Kwas solny to produkt uboczny, który powstaje przy okazji procesów wytwarzania innych substancji. W bydgoskim Zachemie przy produkcji TDI oraz epichlorohydryny. I to właśnie ta spółka – jak napisał w uzasadnieniu swojej decyzji w 2005 r. prezes UOKiK – jest niekwestionowanym liderem na krajowym rynku kwasu solnego. To, że znalazła się w jednej grupie z Azotami Tarnów, które również wytwarzają kwas solny, nie mogło się podobać wtedy szefowi urzędu. Z zadowoleniem przyjął za to sprzedaż Zachemu Ciechowi w 2006 r.
[srodtytul]Nafta Polska zbadała[/srodtytul]

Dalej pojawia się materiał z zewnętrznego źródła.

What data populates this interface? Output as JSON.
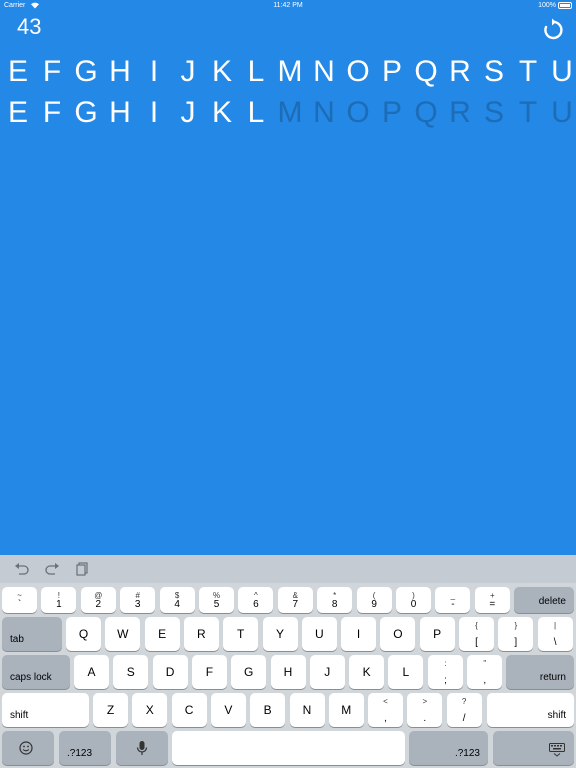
{
  "status": {
    "carrier": "Carrier",
    "time": "11:42 PM",
    "battery": "100%"
  },
  "game": {
    "score": "43",
    "target_letters": [
      "E",
      "F",
      "G",
      "H",
      "I",
      "J",
      "K",
      "L",
      "M",
      "N",
      "O",
      "P",
      "Q",
      "R",
      "S",
      "T",
      "U"
    ],
    "typed_letters": [
      "E",
      "F",
      "G",
      "H",
      "I",
      "J",
      "K",
      "L",
      "M",
      "N",
      "O",
      "P",
      "Q",
      "R",
      "S",
      "T",
      "U"
    ],
    "typed_count": 8
  },
  "keyboard": {
    "shortcuts": [
      "undo-icon",
      "redo-icon",
      "paste-icon"
    ],
    "row1": [
      {
        "top": "~",
        "bot": "`"
      },
      {
        "top": "!",
        "bot": "1"
      },
      {
        "top": "@",
        "bot": "2"
      },
      {
        "top": "#",
        "bot": "3"
      },
      {
        "top": "$",
        "bot": "4"
      },
      {
        "top": "%",
        "bot": "5"
      },
      {
        "top": "^",
        "bot": "6"
      },
      {
        "top": "&",
        "bot": "7"
      },
      {
        "top": "*",
        "bot": "8"
      },
      {
        "top": "(",
        "bot": "9"
      },
      {
        "top": ")",
        "bot": "0"
      },
      {
        "top": "_",
        "bot": "-"
      },
      {
        "top": "+",
        "bot": "="
      }
    ],
    "delete": "delete",
    "tab": "tab",
    "row2": [
      "Q",
      "W",
      "E",
      "R",
      "T",
      "Y",
      "U",
      "I",
      "O",
      "P"
    ],
    "row2_sym": [
      {
        "top": "{",
        "bot": "["
      },
      {
        "top": "}",
        "bot": "]"
      },
      {
        "top": "|",
        "bot": "\\"
      }
    ],
    "caps": "caps lock",
    "row3": [
      "A",
      "S",
      "D",
      "F",
      "G",
      "H",
      "J",
      "K",
      "L"
    ],
    "row3_sym": [
      {
        "top": ":",
        "bot": ";"
      },
      {
        "top": "\"",
        "bot": ","
      }
    ],
    "return": "return",
    "shift": "shift",
    "row4": [
      "Z",
      "X",
      "C",
      "V",
      "B",
      "N",
      "M"
    ],
    "row4_sym": [
      {
        "top": "<",
        "bot": ","
      },
      {
        "top": ">",
        "bot": "."
      },
      {
        "top": "?",
        "bot": "/"
      }
    ],
    "num_label": ".?123"
  }
}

Czy Nafta Polska, opracowując strategię prywatyzacji firm chemicznych i plan sprzedaży jednemu inwestorowi zarówno Azotów Tarnów, jak i grupy Ciechu z Zachemem, uwzględniła opinię prezesa UOKiK z kwietnia 2005 r.?– Proces sprzedaży akcji Azotów Tarnów, ZAK i Ciechu był oczywiście analizowany przez Naftę Polską pod kątem potencjalnego ryzyka związanego z przepisami antymonopolowymi – zapewnił nas wczoraj Wiesław Skwarko, wiceprezes Nafty Polskiej. – Na potrzeby tego zagadnienia m.in. zebrano aktualne informacje i ustalono rynki wspólne dla trzech oferowanych do sprzedaży podmiotów i ich grup kapitałowych.
Z posiadanych informacji wynika, że zagadnienia antymonopolowe nie stanowią ryzyka dla wystawienia tych podmiotów na sprzedaż i prowadzonego procesu prywatyzacji. W przypadku kwasu solnego w Azotach Tarnów zaprzestano produkcji chloru, którego odpadem był kwas solny, w związku z czym aktualnie nie ma koncentracji na rynku kwasu solnego – dodał Skwarko.